JONESVILLE — The SC Department of Health and Environmental Control is continuing its investigation at the Belk Distribution Center after an employee there tested positive for tuberculosis.
In a statement released Thursday, DHEC Public Information Officer Roberty Yanity stated that the investigation, which began in mid-June after the agency as informed of a possible case of tuberculosis at the distribution center, is continuing and that more testing will be done in the future.
It states that “DHEC was first notified of the potential TB case at Belk the second week of June. The DHEC TB team began assessment of the situation shortly thereafter and based on the information gathered, began a contact investigation. It is ongoing.”
It further states that “as part of the investigation, individuals at the facility were identified for testing and were notified the week of June 26. An initial testing session was conducted on June 28. Further testing is ongoing, and a second round will be conducted in approximately 8-10 weeks.”
As for what a contact investigation is, it states that “in general terms during a contact investigation, DHEC staff identify contacts by interviewing the person who has TB and by visiting the places where that person spends time regularly. Contacts generally include family members, roommates, close friends, coworkers, classmates, and others who were exposed to the person who is infected. DHEC also conducts an on-site visit to the home and workplace to assess the environment.”
Yanity said that DHEC could not comment further, but did provide a copy of the following letter sent to the employees at the Belk Distribution Center concerning the situation and what is being done by DHEC and Belk to address it.
An individual associated with your workplace has been identified as having tuberculosis (TB) disease.
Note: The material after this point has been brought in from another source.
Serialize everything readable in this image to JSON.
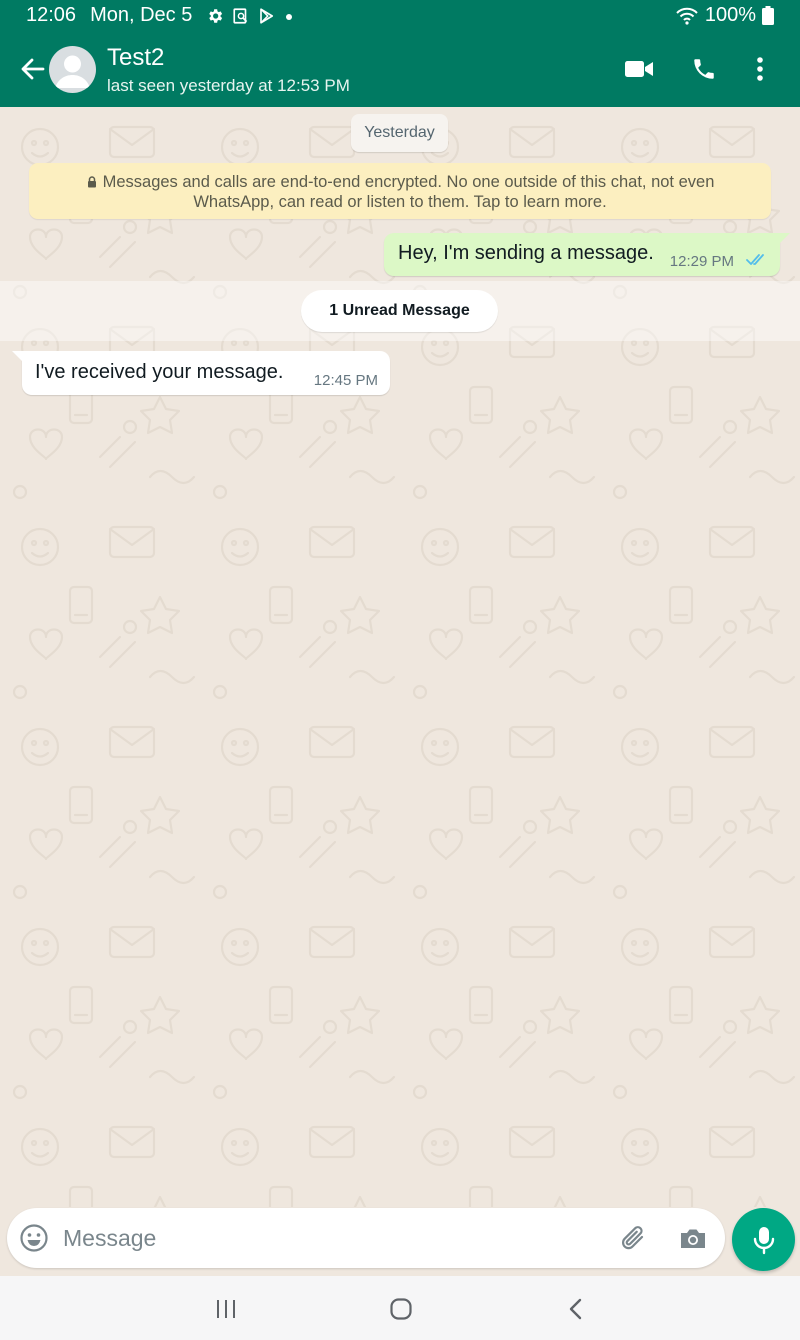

TB is a lung infection that can be spread through the air by a person with symptoms of active TB disease. It can be effectively treated with antibiotics.
The South Carolina Department of Health and Environmental Control (DHEC) and your employer have been working together to determine if staff at your workplace were at risk for becoming infected with TB. We are identifying any individuals who may be at risk due to close contact or sharing airspace with an individual with active TB disease. Individuals who may have been exposed to the TB germ at work will be notified. Testing will be arranged for those persons to determine if they are infected.
We understand that the thought of being infected with TB can be concerning, but at this time there is no known on-going risk for transmission of TB in your workplace. Our expert staff will ensure that the investigation is done efficiently and effectively with as little impact to you as possible. We will also provide continuing communication on our testing efforts. As mentioned, TB can be treated effectively with antibiotics, and our medical consultants are happy to answer any questions you may have. You can also visit our web site at www.scdhec.com/tb for more information.
Individuals identified as being at risk for exposure will be tested for TB first. As the investigation progresses, others may be recommended for testing. TB testing will be done by a blood test or by a tuberculin skin test (TST) and may require a chest x-ray for a complete assessment. A positive TB test could mean a person has been infected with TB or it could be a false positive. If a person has a positive test, further evaluation will be done to rule out or diagnose TB disease. Someone who has been infected cannot spread the germ unless they have symptoms of TB disease, such as a bad cough that usually has been present for weeks, pain in the chest, and coughing up blood or sputum. Anyone with these symptoms should seek medical care immediately and tell their physician that they may have been exposed to TB. TB can be effectively treated with antibiotics.
If you are recommended for testing, DHEC will work with your employer and provide TB testing at no cost. Individuals who have been recommended for testing have the option of having testing performed by their own physician at their own cost. In the event you elect to have your own physician perform testing, please show this letter to your health care provider. DHEC requests that your physician report the test results to DHEC.
Not everyone infected with the TB germ becomes sick. Only about 5-10% of persons infected become ill from TB. Medication is available to help prevent people infected with the TB germ from becoming ill from active TB disease. If you have a positive test for TB infection during this investigation, DHEC will provide antibiotics at no cost.
DHEC and your employer thank you for your cooperation during this on-going and developing situation.